How best to think about the cards?
sgratton Apr 9, 2008 6:47 PMHi there,
I'm working on developing a Cholesky matrix factorization routine. While thinking about how to do this I've come up with a few questions. If it's okay I'll post them as separate threads in case someone else has already thought about or is interested in particular ones.
To start with, I'm afraid I find it a bit unclear from the beta documentation simply how best to think about the cards. (If all this'll be in the 1.0 documentation please just say!) Unfortunately I don't have a graphics background. My impression from the documentation and from other pdf's (with diagrams) I've seen about the r600 is that a 3870 should be thought of as 64 processors arranged in four groups of sixteen, with each of the 64 processors being composed of 5 subprocessors. Is this correct so far? And how does this tie into "simds", "simd arrays", "pipelines", "alu units", "spus" etc?
Relatedly, how "independent" is each processor in a group? Do they all execute the same instruction on different data, or can they independently proceed through the same program? Presumably they can't each run a different program; in fact in cal do all processors (even in different groups) have to run the same program? Funnily enough I feel most confident I understand how things work at a processor/subprocessor level, with all subprocessors within a processor having their operation directed in a synchronized manner by "VLIW" instructions in a single "r600isa" prgram.
Then, is an execution domain split into blocks of 64 "elements"? Are the 64 elements processed between the 16 processors in a group, 4 each, or are all elements processed just by one processor? And does a thread mean what I've called a block? I read somewhere threads are operated on in pairs: does each group of 16 processors then process two blocks each in an interleaved manner? And so does a thread group mean the pair of threads assigned to what I've called a group of 16 processors? ( Or does a thread mean one of the 64 elements and a thread group mean the set of 64 elements? )
Finally, some of the lower end cards seem to have different numbers of processors per group as well as a different number of groups; which concepts are invariant?

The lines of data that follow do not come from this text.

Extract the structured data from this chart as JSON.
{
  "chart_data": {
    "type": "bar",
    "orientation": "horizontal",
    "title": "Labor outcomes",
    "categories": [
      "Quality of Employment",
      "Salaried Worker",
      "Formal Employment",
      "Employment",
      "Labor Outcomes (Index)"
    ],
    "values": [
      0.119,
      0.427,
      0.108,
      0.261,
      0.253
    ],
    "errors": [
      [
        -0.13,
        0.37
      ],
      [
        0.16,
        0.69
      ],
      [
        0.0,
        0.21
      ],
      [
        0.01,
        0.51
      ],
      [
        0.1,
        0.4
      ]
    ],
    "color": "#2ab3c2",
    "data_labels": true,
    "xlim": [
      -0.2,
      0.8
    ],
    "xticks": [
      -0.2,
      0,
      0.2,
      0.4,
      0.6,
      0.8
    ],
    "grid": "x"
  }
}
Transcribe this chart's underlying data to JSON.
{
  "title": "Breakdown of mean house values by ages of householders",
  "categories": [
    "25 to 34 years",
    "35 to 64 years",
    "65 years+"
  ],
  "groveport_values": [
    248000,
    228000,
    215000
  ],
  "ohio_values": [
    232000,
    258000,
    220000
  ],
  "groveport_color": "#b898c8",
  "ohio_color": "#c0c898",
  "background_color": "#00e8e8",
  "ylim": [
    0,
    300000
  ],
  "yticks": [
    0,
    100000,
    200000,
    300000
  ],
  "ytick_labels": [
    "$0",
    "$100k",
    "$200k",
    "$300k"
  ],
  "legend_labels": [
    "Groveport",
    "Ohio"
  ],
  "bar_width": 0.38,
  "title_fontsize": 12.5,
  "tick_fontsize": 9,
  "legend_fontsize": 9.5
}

E.g. do they still operate on blocks of 64 elements?
Sorry for the confusion and thanks a lot for any help!
Best,
Steven.
I'm working on developing a Cholesky matrix factorization routine. While thinking about how to do this I've come up with a few questions. If it's okay I'll post them as separate threads in case someone else has already thought about or is interested in particular ones.
To start with, I'm afraid I find it a bit unclear from the beta documentation simply how best to think about the cards. (If all this'll be in the 1.0 documentation please just say!) Unfortunately I don't have a graphics background. My impression from the documentation and from other pdf's (with diagrams) I've seen about the r600 is that a 3870 should be thought of as 64 processors arranged in four groups of sixteen, with each of the 64 processors being composed of 5 subprocessors. Is this correct so far? And how does this tie into "simds", "simd arrays", "pipelines", "alu units", "spus" etc?
Relatedly, how "independent" is each processor in a group? Do they all execute the same instruction on different data, or can they independently proceed through the same program? Presumably they can't each run a different program; in fact in cal do all processors (even in different groups) have to run the same program? Funnily enough I feel most confident I understand how things work at a processor/subprocessor level, with all subprocessors within a processor having their operation directed in a synchronized manner by "VLIW" instructions in a single "r600isa" prgram.
Then, is an execution domain split into blocks of 64 "elements"? Are the 64 elements processed between the 16 processors in a group, 4 each, or are all elements processed just by one processor? And does a thread mean what I've called a block? I read somewhere threads are operated on in pairs: does each group of 16 processors then process two blocks each in an interleaved manner? And so does a thread group mean the pair of threads assigned to what I've called a group of 16 processors? ( Or does a thread mean one of the 64 elements and a thread group mean the set of 64 elements? )
Finally, some of the lower end cards seem to have different numbers of processors per group as well as a different number of groups; which concepts are invariant? E.g. do they still operate on blocks of 64 elements?
Sorry for the confusion and thanks a lot for any help!
Best,
Steven.